An updo is when the hair is parcialily or fully pinned to the head and yes after awhile it can hurt

Helpful Guy said...

@Lit.doc Change the use the same general structure
[open bracket]img src="the url"/[close bracket]
@Avg Joe - The baton has now been passed.

Avg Joe said...

@Helpful Guy, I wasn't looking for a job when I found my last one 18 some years ago and I'm damn sure not looking for this one. While I appreciate the offer of ungainful employment, I must respectfully decline. :-)

But I do have one suggestion for the keeper of the FAQ's: Add that instruction. T'would be useful it seems.

Oh! And as a footnote for PG. I was pleased to hear yesterday that Nebraska will continue their Black Friday tradition of network football coverage against none other than Iowa. Speaking for my state, we are happy to have this new "rivalry". It oughta be fun.

CrazyCat said...

@Avg Joe Just to further annoy you and everyone else ; )

Starland Vocal Band

mac said...

Thank you, SethG, for the Seasons in the Sun....

I thought this was a very lively Tuesday puzzle, easy and quick but with some great words (mental block, bare knuckle, lockstep, Yoyoma). The more I look at the filled-in grid, the better I like it.

Stan said...

I thought this breezy puzzle had verve. Burying the theme at the end of the answers worked for me -- knucklehead that I am, the reveal was a genuine surprise.

ORRS: Ben, Bobby, and that character in Catch-22.

Sfingi said...

Also had SKY before AIR. And AQUA before TEAL, EPI before EYE.

@Tuttle - agree. He's a Saint, so I can't even call him by the nickname.

Worst of all, though I got the theme words, I did not connect Racer's Edge to Head. Kept thinking "STP is the racer's edge." I'm brain-dead on sports. Sports always spoils it for me.
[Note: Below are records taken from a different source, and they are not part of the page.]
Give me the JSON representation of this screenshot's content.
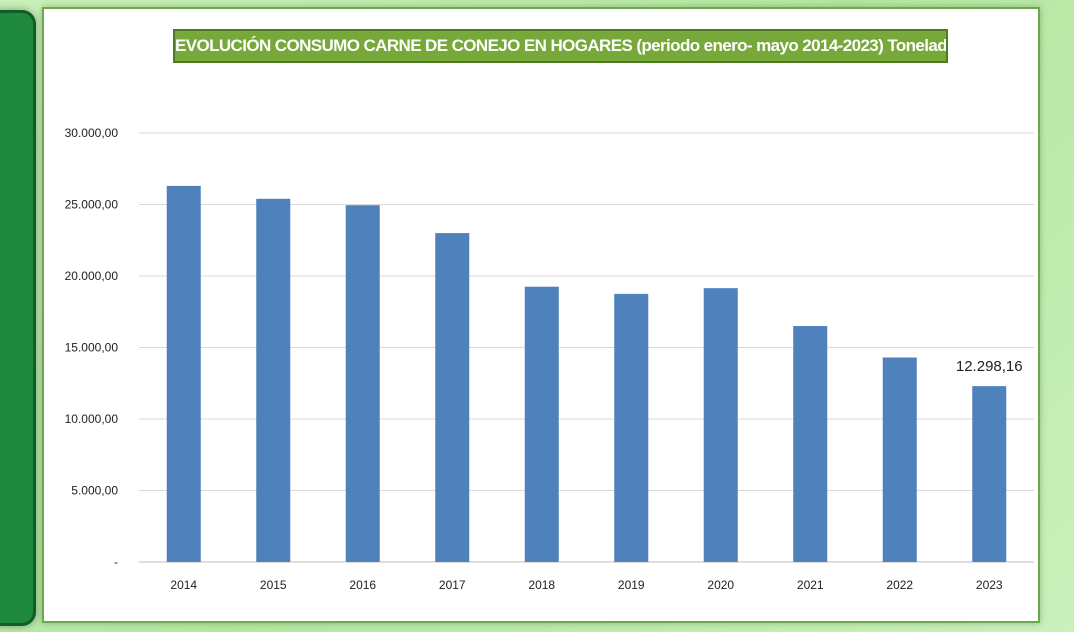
{
  "chart_data": {
    "type": "bar",
    "title": "EVOLUCIÓN CONSUMO CARNE DE CONEJO EN HOGARES (periodo enero- mayo 2014-2023) Toneladas",
    "categories": [
      "2014",
      "2015",
      "2016",
      "2017",
      "2018",
      "2019",
      "2020",
      "2021",
      "2022",
      "2023"
    ],
    "values": [
      26300,
      25400,
      24950,
      23000,
      19250,
      18750,
      19150,
      16500,
      14300,
      12298.16
    ],
    "ylim": [
      0,
      30000
    ],
    "yticks": [
      {
        "value": 0,
        "label": "-"
      },
      {
        "value": 5000,
        "label": "5.000,00"
      },
      {
        "value": 10000,
        "label": "10.000,00"
      },
      {
        "value": 15000,
        "label": "15.000,00"
      },
      {
        "value": 20000,
        "label": "20.000,00"
      },
      {
        "value": 25000,
        "label": "25.000,00"
      },
      {
        "value": 30000,
        "label": "30.000,00"
      }
    ],
    "data_labels": [
      {
        "index": 9,
        "text": "12.298,16"
      }
    ],
    "grid": true,
    "bar_color": "#4f81bd",
    "xlabel": "",
    "ylabel": ""
  }
}
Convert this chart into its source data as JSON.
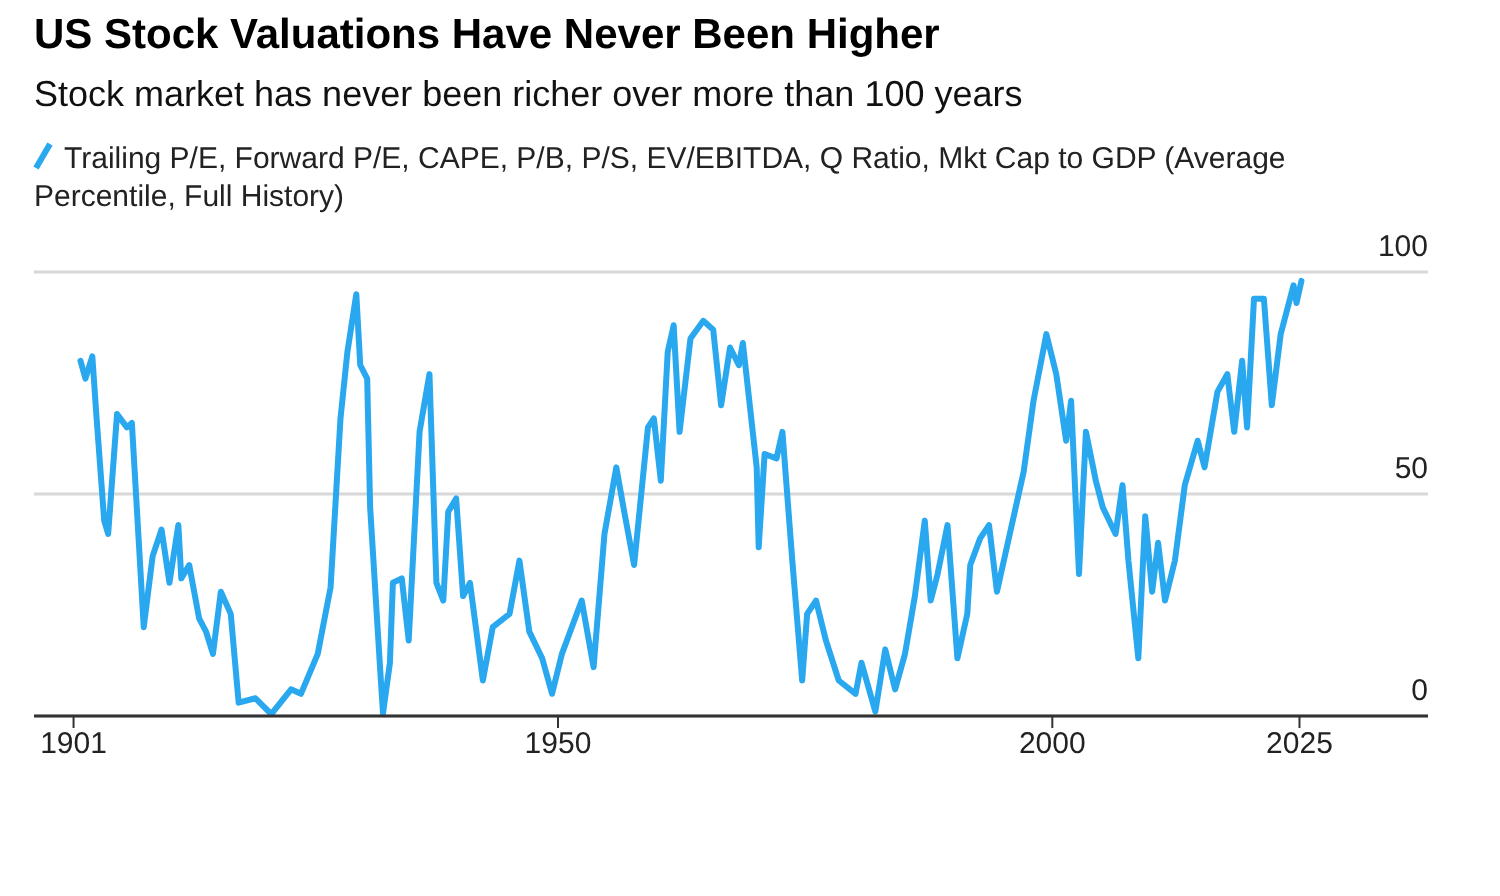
{
  "chart_data": {
    "type": "line",
    "title": "US Stock Valuations Have Never Been Higher",
    "subtitle": "Stock market has never been richer over more than 100 years",
    "x": [
      1901.7,
      1902.2,
      1902.9,
      1903.3,
      1904.1,
      1904.5,
      1905.4,
      1906.4,
      1906.9,
      1908.1,
      1909,
      1909.9,
      1910.7,
      1911.6,
      1911.9,
      1912.7,
      1913.7,
      1914.4,
      1915.1,
      1915.9,
      1916.9,
      1917.7,
      1919.4,
      1921,
      1923,
      1924,
      1925.7,
      1927,
      1928,
      1928.7,
      1929.6,
      1930,
      1930.7,
      1931,
      1932,
      1932.3,
      1933,
      1933.3,
      1934.2,
      1934.9,
      1936,
      1937,
      1937.7,
      1938.4,
      1938.9,
      1939.7,
      1940.4,
      1941.1,
      1942.4,
      1943.4,
      1945.1,
      1946.1,
      1947.1,
      1948.4,
      1949.4,
      1950.4,
      1952.4,
      1953.6,
      1954.7,
      1955.9,
      1956.7,
      1957.7,
      1959.1,
      1959.7,
      1960.4,
      1961.1,
      1961.7,
      1962.3,
      1963.4,
      1964.7,
      1965.7,
      1966.5,
      1967.4,
      1968.3,
      1968.7,
      1970.1,
      1970.3,
      1970.9,
      1972.1,
      1972.7,
      1973.7,
      1974.7,
      1975.2,
      1976.1,
      1977.1,
      1978.4,
      1980.1,
      1980.7,
      1982.1,
      1983.1,
      1984.1,
      1985.1,
      1986.1,
      1987.1,
      1987.7,
      1988.4,
      1989.4,
      1990.4,
      1991.4,
      1991.7,
      1992.7,
      1993.6,
      1994.4,
      1995.7,
      1997.1,
      1998.1,
      1999.4,
      2000.4,
      2001.4,
      2001.9,
      2002.7,
      2003.4,
      2004.4,
      2005.1,
      2006.4,
      2007.1,
      2007.7,
      2008.7,
      2009.4,
      2010.1,
      2010.7,
      2011.4,
      2012.4,
      2013.4,
      2014.7,
      2015.4,
      2016.7,
      2017.7,
      2018.4,
      2019.2,
      2019.7,
      2020.4,
      2021.4,
      2022.2,
      2023.1,
      2024.4,
      2024.7,
      2025.2
    ],
    "series": [
      {
        "name": "Trailing P/E, Forward P/E, CAPE, P/B, P/S, EV/EBITDA, Q Ratio, Mkt Cap to GDP (Average Percentile, Full History)",
        "color": "#29a8ef",
        "values": [
          80,
          76,
          81,
          68,
          44,
          41,
          68,
          65,
          66,
          20,
          36,
          42,
          30,
          43,
          31,
          34,
          22,
          19,
          14,
          28,
          23,
          3,
          4,
          0.4,
          6,
          5,
          14,
          29,
          67,
          82,
          95,
          79,
          76,
          47,
          11,
          0.6,
          12,
          30,
          31,
          17,
          64,
          77,
          30,
          26,
          46,
          49,
          27,
          30,
          8,
          20,
          23,
          35,
          19,
          13,
          5,
          14,
          26,
          11,
          41,
          56,
          46,
          34,
          65,
          67,
          53,
          82,
          88,
          64,
          85,
          89,
          87,
          70,
          83,
          79,
          84,
          56,
          38,
          59,
          58,
          64,
          35,
          8,
          23,
          26,
          17,
          8,
          5,
          12,
          1,
          15,
          6,
          14,
          27,
          44,
          26,
          32,
          43,
          13,
          23,
          34,
          40,
          43,
          28,
          41,
          55,
          71,
          86,
          77,
          62,
          71,
          32,
          64,
          53,
          47,
          41,
          52,
          35,
          13,
          45,
          28,
          39,
          26,
          35,
          52,
          62,
          56,
          73,
          77,
          64,
          80,
          65,
          94,
          94,
          70,
          86,
          97,
          93,
          98
        ]
      }
    ],
    "xlim": [
      1897,
      2038
    ],
    "xticks": [
      1901,
      1950,
      2000,
      2025
    ],
    "ylim": [
      0,
      100
    ],
    "yticks": [
      0,
      50,
      100
    ],
    "grid": "y",
    "legend": "top left"
  }
}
Sometimes I sign my e-mails to my son YO,YO MA.

Never heard of this Liar Joe fella.

UPDO - Think of Cinderella when she goes to the ball vs. sweeping.

The problem with Strasbourg is it's Alsatian, and depending on who wins what war determined if you spoke German or French.

Captcha - prolly - what we used to say instead of probably - in the '60s.

Vega said...

Hm...I'll see your Castles in the Sky and raise you Castles in the Air.

Greg said...

Can't believe no one has complained about NIP yet. NIP means a lot of different things, but "hip flask quickie" isn't one of them.

"__/Tuck" "__ in the bud" "small bit" "sharp cold" "dog bite" are way better clues.